I started this day, exactly 50 years ago, rather early in the morning. The 7 year old me, woken by my father at 1am on 21st July 1969, crept downstairs and sat cross-legged in front of our black and white TV to watch Neil Armstrong and Buzz Aldrin take their, and humankind’s first steps on the Moon. The experience seeded and nurtured a passion for the universe that has inspired me ever since.
I have learned since that the astronauts had a rather more arduous and problematic final descent to the surface than was public at the time – loss of communication with Houston Mission Control, overshooting the planned landing site, repeated computer overload alarms, and Armstrong’s final desperate search for a boulder-free landing site while there remained less than a minute’s worth of fuel for the descent engine.
No wonder that Aldrin invited people around the world, soon after landing, to pause in a moment of silence and ‘give thanks in their own way.’ His own actions in that moment were pre-meditated, however. He had brought a tiny chalice and communion plate from his church at home, together with consecrated bread and wine, for a short and personal celebration of the great Christian Thanksgiving (Eucharist). This repeated meal commemorates the disciples’ last supper with Jesus before his crucifixion and resurrection, and constitutes and act that brings Christian people the world over and every day to an embodied encounter with the living Christ.
It’s a quiet act, not drawing much publicity.

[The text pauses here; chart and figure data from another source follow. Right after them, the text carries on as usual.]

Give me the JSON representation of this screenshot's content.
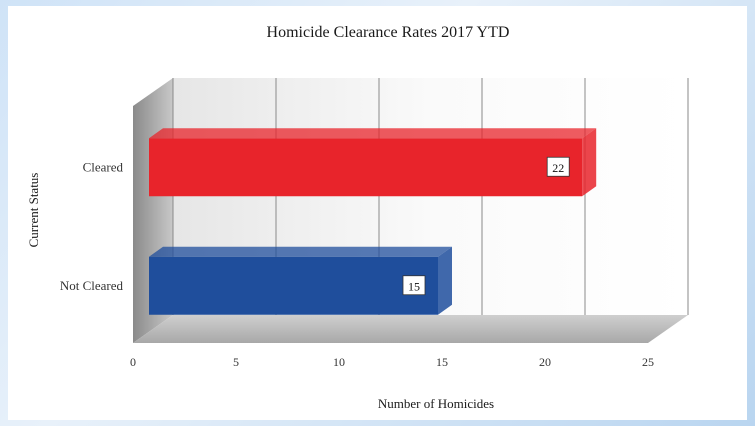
{
  "chart_data": {
    "type": "bar",
    "orientation": "horizontal",
    "title": "Homicide Clearance Rates 2017 YTD",
    "xlabel": "Number of Homicides",
    "ylabel": "Current Status",
    "categories": [
      "Cleared",
      "Not Cleared"
    ],
    "values": [
      22,
      15
    ],
    "data_labels": [
      "22",
      "15"
    ],
    "xlim": [
      0,
      25
    ],
    "xticks": [
      0,
      5,
      10,
      15,
      20,
      25
    ],
    "xtick_labels": [
      "0",
      "5",
      "10",
      "15",
      "20",
      "25"
    ],
    "bar_colors": [
      "#e8242b",
      "#1f4e9c"
    ],
    "grid": true,
    "style": "3d"
  }
}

Even Jerry Coyne’s ‘Why Evolution is True’ (as if that needed explaining) blog merely reports on it, without the usual explicit scorn of that web-page on all things Christian.
Yet the record that some of the first words uttered by humans on the surface of another world echoed those of Christ’s last on this one, holds great significance. That moment in space and time acts as a focal point of the history of science: of the centuries-long dreams of voyages to the stars (see my Apollo 8 piece for TheConversation), of the theory of gravity and the dynamics of the solar system, of the chemistry of combustion, the physics and engineering of rocketry, of the physiology of respiration, nutrition and survival that permits humans to travel outside our atmosphere … And at that very point is celebrated the Christian wisdom that God took an incarnate form, assumed molecules and atoms, for a second time called the material creation ‘Good’. So good that God became it.
St. Paul, in his letter to the church at Colossi, identifies Christ, the second person of the Trinity, not only as the one incarnate in creation but also the agent of creation, before the world (Colossians chapter 1:15-20):
15 The Son is the image of the invisible God, the firstborn over all creation. 16 For in him all things were created: things in heaven and on earth, visible and invisible, whether thrones or powers or rulers or authorities; all things have been created through him and for him. 17 He is before all things, and in him all things hold together. 18 And he is the head of the body, the church; he is the beginning and the firstborn from among the dead, so that in everything he might have the supremacy.19 For God was pleased to have all his fullness dwell in him, 20 and through him to reconcile to himself all things, whether things on earth or things in heaven, by making peace through his blood, shed on the cross
It is all too easy to imagine one of the great cathedral friezes of ‘Christ in Glory’ when reading this – a distant, enthroned and haloed King. But the last verse here indicates that Paul had another picture in mind. It is the bleeding and tortured man on the wood, the teacher of the power to grow of small things like a mustard seed, the healer – out of sight of the crowds – of the sightless, that created all things. Stepping out into the world, and onto other ones, with an attitude of care, of wonder, of servanthood, is the way we follow.